Наконец войско Мстиславского достигло Рыльска. Самозванца здесь уже не было, крепость оборонял князь Долгорукий, один из первых присягнувший «прирождённому государю». Переговоры с ним ни к чему не привели, жители, устрашённые зверством царских войск, наотрез отказались сдаться добровольно. Артиллерия открыла беспрерывный обстрел крепостных стен, длившийся две недели. Однако и это не сломило боевой дух обороняющихся, они успешно отразили штурм, затеянный Мстиславским, к слову сказать, и царские стрельцы лезли на стены без всякой охоты, только из-под палки. Никому не хотелось гибнуть зря.
В войсках всё больше возникал ропот. Многие прямо говорили об измене воевод, тайно ведущих переговоры с царевичем. Целые отряды провинциальных дворян стали покидать лагерь, отправляясь домой, в свои поместья.
Воевода Мстиславский, видя, что войска его начинают таять как апрельский снег, снял осаду и двинулся в обратную сторону, к Севску. Здесь совет воевод в составе Мстиславского, братьев Шуйских и Голицына принял неожиданное решение: вывести армию из «бунташной» волости, где, несмотря на лютые казни, народ не успокаивался, нападая на обозы и отставшие малочисленные отряды, а служилых дворян отпустить домой до лета. Деи, войско самозванца разгромлено, да и сам он, по слухам, ушёл с остатками панов и казаков в Литву.
Однако не успела армия отойти от Севска, как в ставку прибыли важные гости из Москвы: князь Пётр Шереметев и дьяк Афанасий Власьев. Собравшийся было в отъезд со своими дружинниками Дмитрий Пожарский решил навестить старого знакомого, чтобы доподлинно узнать, что происходит. Дьяк, вернувшийся вечером с переговоров с боярами, принял князя приветливо, обнял, провёл в свой шатёр, предложил ковшик крепкого мёда из своей сулейки.
— Что слышно в Москве? — спросил Пожарский, поблагодарив за угощение.
— Гневается наш царь-батюшка на Мстиславского. Велел нам от его имени попенять воеводам за роспуск воинства и строжайше запретить.
Пожарский покачал головой:
— Роптать дворяне начнут, ведь три месяца воюем. И всё как-то бестолково. В поле самозванца разгромили, а Рыльск взять не смогли. Не узнаю я наших военачальников Мстиславского да Шуйских, уж больно робки стали. Стареют, что ли?
Дьяк хитро прищурился, снова протягивая ковшичек гостю:
— Не в старости дело.
— А в чём же тогда?
— Сомневаются бояре... не против ли законного наследника свои сабли подняли.
Пожарский аж поперхнулся:
— Так ведь доподлинно известно, что самозванец — беглый монах Гришка!
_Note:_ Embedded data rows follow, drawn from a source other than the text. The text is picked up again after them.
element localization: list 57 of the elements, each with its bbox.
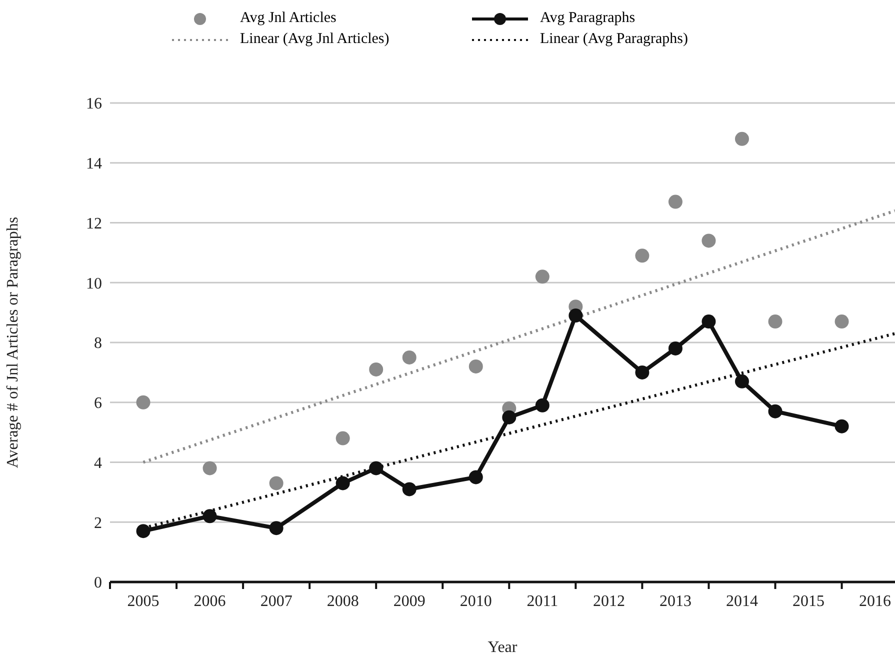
- point: [202, 461, 217, 476]
- x-tick-label: 2013: [659, 593, 692, 610]
- x-tick-label: 2016: [859, 593, 892, 610]
- x-tick-label: 2007: [260, 593, 292, 610]
- point: [136, 524, 150, 538]
- point: [336, 476, 350, 490]
- x-tick-label: 2014: [726, 593, 758, 610]
- point: [136, 395, 150, 410]
- x-tick-label: 2011: [526, 593, 558, 610]
- point: [402, 482, 416, 496]
- point: [336, 431, 350, 446]
- y-tick-label: 8: [94, 335, 102, 352]
- x-tick-label: 2005: [127, 593, 160, 610]
- legend-label: Linear (Avg Jnl Articles): [240, 31, 390, 48]
- point: [702, 234, 716, 248]
- point: [668, 194, 682, 209]
- point: [702, 314, 716, 329]
- point: [635, 365, 650, 380]
- legend-label: Linear (Avg Paragraphs): [540, 31, 688, 48]
- point: [734, 374, 749, 388]
- legend-label: Avg Paragraphs: [540, 10, 636, 27]
- point: [468, 470, 483, 484]
- y-axis-title: Average # of Jnl Articles or Paragraphs: [4, 216, 22, 468]
- point: [834, 314, 849, 329]
- point: [568, 308, 583, 323]
- point: [535, 270, 550, 284]
- point: [768, 404, 782, 418]
- y-tick-label: 10: [86, 275, 102, 292]
- y-tick-label: 12: [86, 215, 102, 232]
- legend-label: Avg Jnl Articles: [240, 10, 336, 27]
- point: [369, 362, 384, 376]
- point: [468, 359, 483, 374]
- point: [768, 314, 782, 329]
- x-tick-label: 2012: [592, 593, 625, 610]
- x-tick-label: 2009: [393, 593, 426, 610]
- point: [668, 341, 682, 356]
- point: [502, 410, 516, 424]
- point: [369, 461, 384, 476]
- point: [269, 521, 284, 536]
- x-tick-label: 2006: [194, 593, 226, 610]
- point: [834, 419, 849, 434]
- x-tick-label: 2010: [460, 593, 492, 610]
- y-tick-label: 4: [94, 454, 102, 472]
- y-tick-label: 16: [86, 96, 102, 113]
- point: [734, 132, 749, 146]
- point: [402, 350, 416, 364]
- y-tick-label: 2: [94, 514, 102, 532]
- y-tick-label: 0: [94, 574, 102, 592]
- point: [269, 476, 284, 490]
- point: [635, 248, 650, 263]
- y-tick-label: 14: [86, 156, 102, 173]
- x-tick-label: 2015: [792, 593, 825, 610]
- point: [535, 398, 550, 412]
- y-tick-label: 6: [94, 395, 102, 412]
- point: [202, 509, 217, 524]
- x-axis-title: Year: [488, 639, 518, 656]
- x-tick-label: 2008: [326, 593, 359, 610]
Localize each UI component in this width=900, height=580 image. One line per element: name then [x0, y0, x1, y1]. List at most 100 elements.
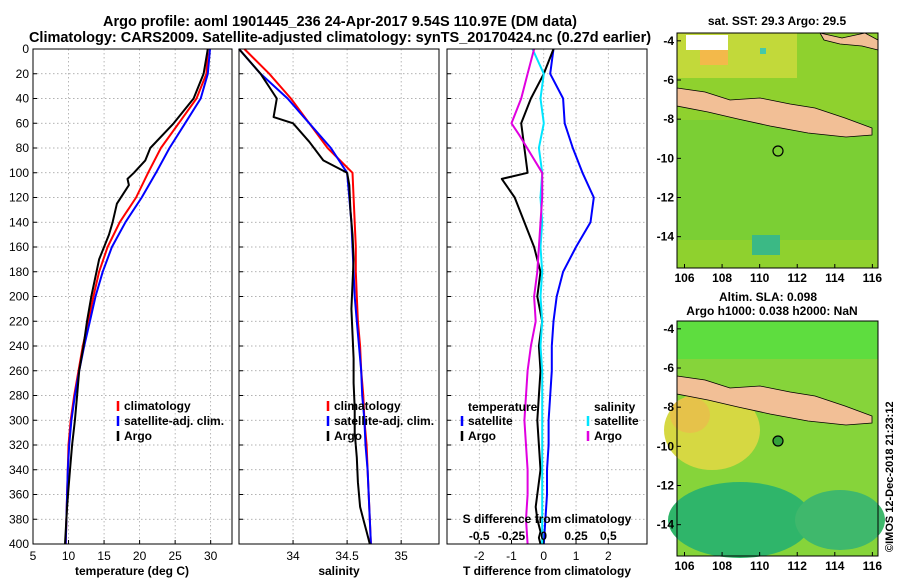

— Откуда тебе это известно? — снова испытующе прищурился Власьев.
— Как откуда? Из царских грамот, вестимо.
Афанасий сторожко прислушался, не ходит ли кто около шатра, потом перешёл на жаркий шёпот:
— Государь тайно послал в Путивль, где царевич обретается, трёх монахов Чудова монастыря, что Отрепьева доподлинно знают...
— Ну и что?
— На днях монахи прислали письмо оттуда. Пишут, мол, показал им всепарадно царевич доподлинного Григория Отрепьева. Тот тайно сидел в Самборе, у Мнишека. А когда молва пошла, будто царевич и Гришка одно и то же лицо, царевич и велел доставить его в Путивль.
— Так ведь доподлинно известно, что царевич Угличский зарезался...
Афанасий покачал головой и снова шепнул, прямо в ухо:
— Сам Борис сомневается, понял? От страха совсем ума лишился. Мстиславскому в случае поимки царевича дочь Ксению в жёны пообещал и ещё додумался — самых своих лютых недругов, Шуйских да Голицыных, вместо того чтобы глаз с них не спускать, отослал из Москвы к войску. Ведь здесь, вдали от Сеньки Годунова, им легче договориться. И дворец свой без охраны оставил. Сначала телохранителей-немцев сюда прислал, а сейчас последних дворцовых слуг лишился: под Кромы послал отряд Федьки Шереметева из своих охотников, псарей, сенных, подключников, чарошников, сытников, трубников. Без самых верных ему людей остался.
— Под Кромы? — переспросил Пожарский. — Почему?
— Потому что Кромы — ключевой город. Его царевичу не миновать, коль на Москву пойдёт. Мы привезли приказ Мстиславского — со всеми полками идти тоже туда, да бояре спорят. Видать, не хотят новой встречи с царевичем.